More than 3.5m first-time buyer mortgages have been issued since the Bank of England dropped its policy rate to 0.5 per cent in 2009, following sharp successive cuts from 5.75 per cent in 2007. “That is a large group of homeowners who don’t know what it’s like when interest payments rise meaningfully,” says Tom Bill, head of UK residential research at Knight Frank.

However, interest rates have a long way to go even to reach historical averages following last year’s rate cut to 0.1 per cent, the lowest since the Bank of England was created in 1694. Similarly, mortgage rates are hovering at near-record lows. In September the average “effective” interest rate — the actual interest rate paid — on newly drawn mortgages was 1.78 per cent, down from a 15-year peak of 6.2 per cent in 2008. Over the same period it fell from nearly 6 per cent to 2 per cent on outstanding mortgages, the lowest on record, according to Bank of England data.

Line chart of %, fixed effective rate showing Rates on new mortgages are hovering at record lows
UK mortgage rates have dropped across products, chart showing mortgage rates across various products in August 2021 compared with August 2001. In 2001 the rates were around 6%. In 2021 they ranged between 1.24 and 3.62%

Banks could absorb some of the increase in financing costs in their margins, reducing the increase in mortgage rates, experts say. Other factors could mitigate softening demand as a result of rising rates: the labour market is solid, with businesses often increasing wages to attract and retain staff; and UK households have accumulated savings equivalent to nearly 9 per cent of GDP since the first Covid-19 restrictions, according to Bank of England data. “These savings are concentrated mainly in middle and higher-income households, which are exactly those who were able to buy [houses],” says Glass.

At the same time, there are few houses for sale, according to the Royal Institution of Chartered Surveyors, with surveyors reporting near record-low available houses available for sales per branch across all regions in England and Wales.

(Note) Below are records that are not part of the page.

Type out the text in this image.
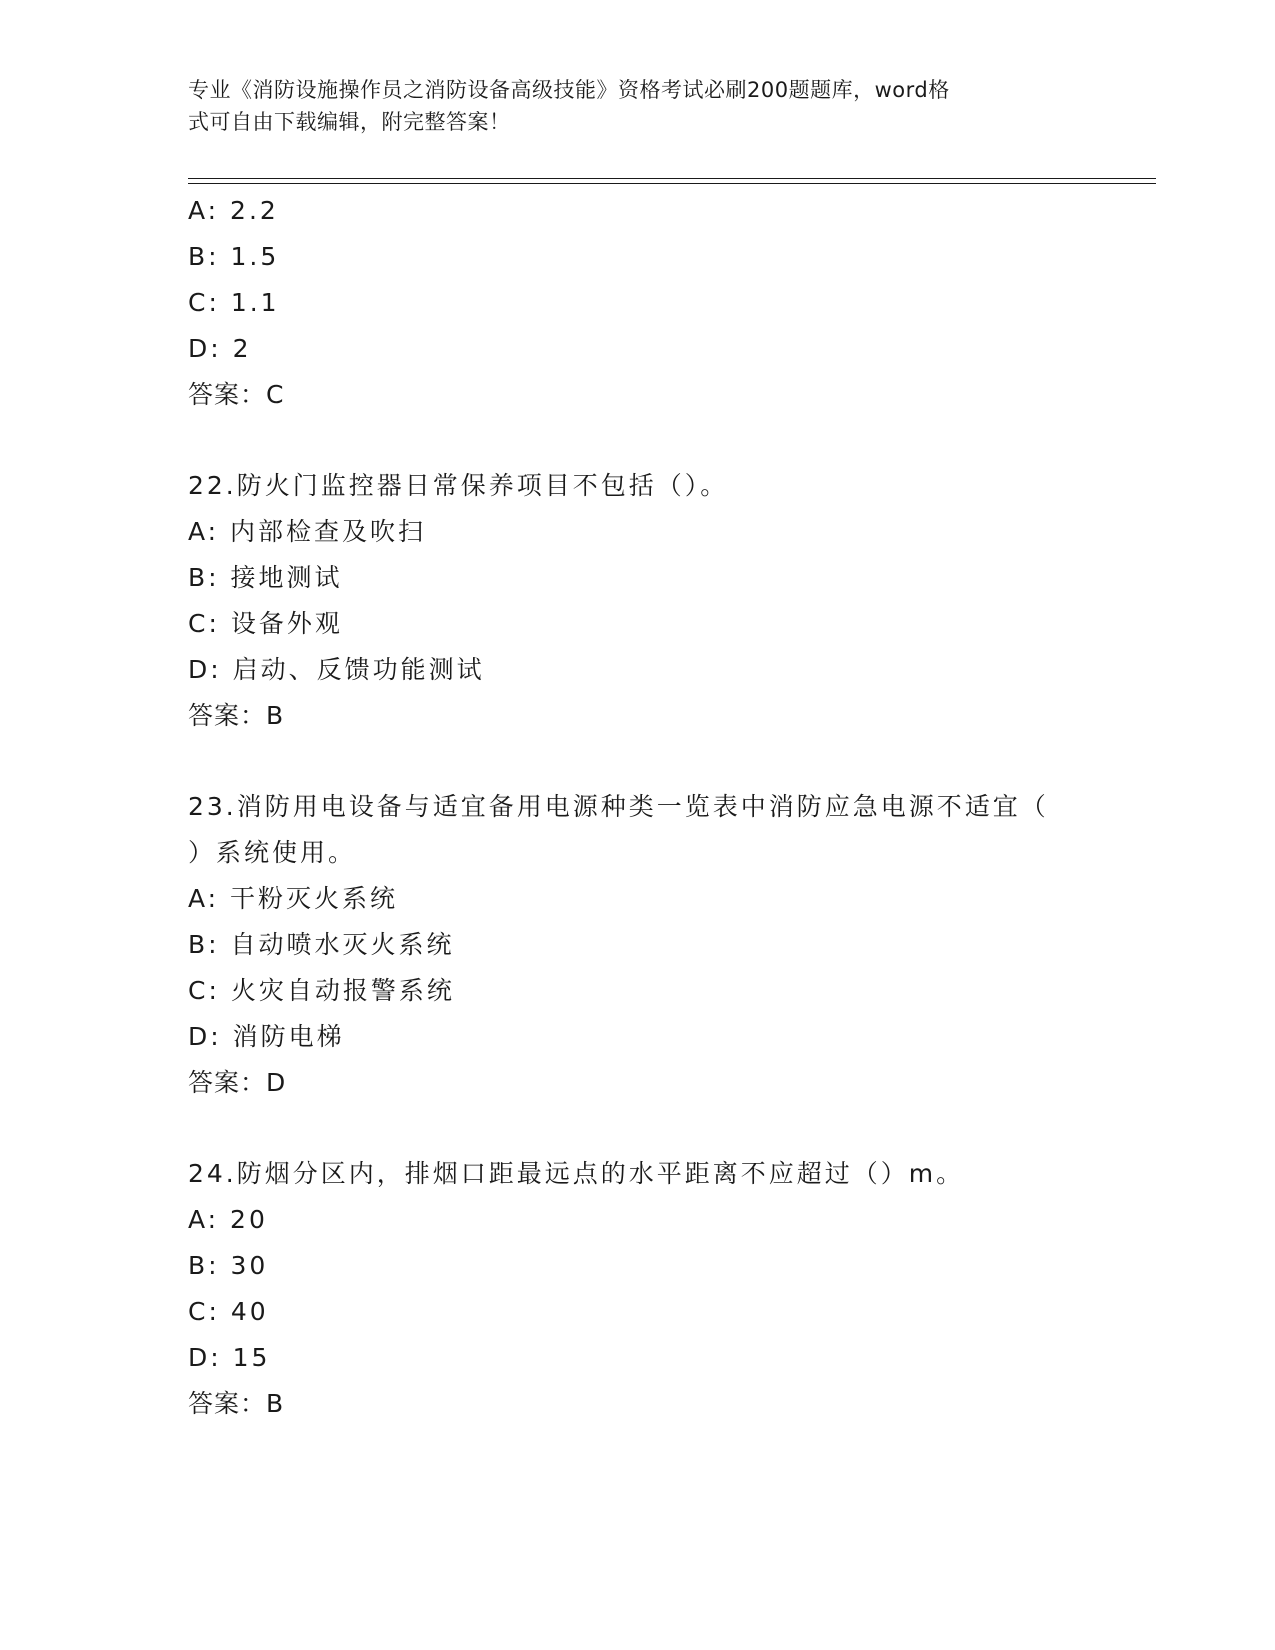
专业《消防设施操作员之消防设备高级技能》资格考试必刷200题题库，word格
式可自由下载编辑，附完整答案！
A: 2.2
B: 1.5
C: 1.1
D: 2
答案：C
22.防火门监控器日常保养项目不包括（）。
A: 内部检查及吹扫
B: 接地测试
C: 设备外观
D: 启动、反馈功能测试
答案：B
23.消防用电设备与适宜备用电源种类一览表中消防应急电源不适宜（
）系统使用。
A: 干粉灭火系统
B: 自动喷水灭火系统
C: 火灾自动报警系统
D: 消防电梯
答案：D
24.防烟分区内，排烟口距最远点的水平距离不应超过（）m。
A: 20
B: 30
C: 40
D: 15
答案：B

Line chart of England and Wales, rolling 12-month average showing The average housing stock per surveyor is near a record low
Chart showing housing stock per surveyor has fallen across all regions, 12-month average to September

However, other factors point to weakening house price growth.

Property prices relative to income for first-time buyers are now at a historical high, according to Nationwide. In London, it can take 16 years for someone on an average wage to set aside a 20 per cent deposit for a typical first-time property, according to calculations by Nationwide.

“We anticipate rate rises will slow house price growth, particularly in areas where affordability is already very stretched such as London,” says Lawrence Bowles, senior research analyst at Savills.

Line chart of England and Wales, % showing The share of first-time buyers' income spent on mortgages has shot up
Mortgage affordability is worse than its long time average in most regions. Chart showing share of first time buyers’ income for mortgage repayments (%). London is by far the highest with almost 55% of income spent on mortgage payments

Overall, this means a large variety in forecasts. Nitesh Patel, strategic economist at Yorkshire Building Society, says YBS expects house prices to continue to increase “but at a slightly slower rate next year”.

Glass thinks that the UK house price growth is already experiencing a soft landing and “if hikes come too soon or are too big, it might hit the housing market in the middle of that adjustment phase and exacerbate it”.

“We think the rise in mortgage rates looks set to be abrupt enough to mean that house prices stagnate in the first half of 2022,” is Tomb’s verdict.

A bank rate increase to 0.75 per cent could result in house price growth slowing to 4 per cent by the end of 2023, according to Andrew Wishart, property economist at Capital Economics. But “if the MPC undertakes a significant tightening cycle, perhaps raising bank rate to 1.5 per cent, house prices could drop by 4 per cent.”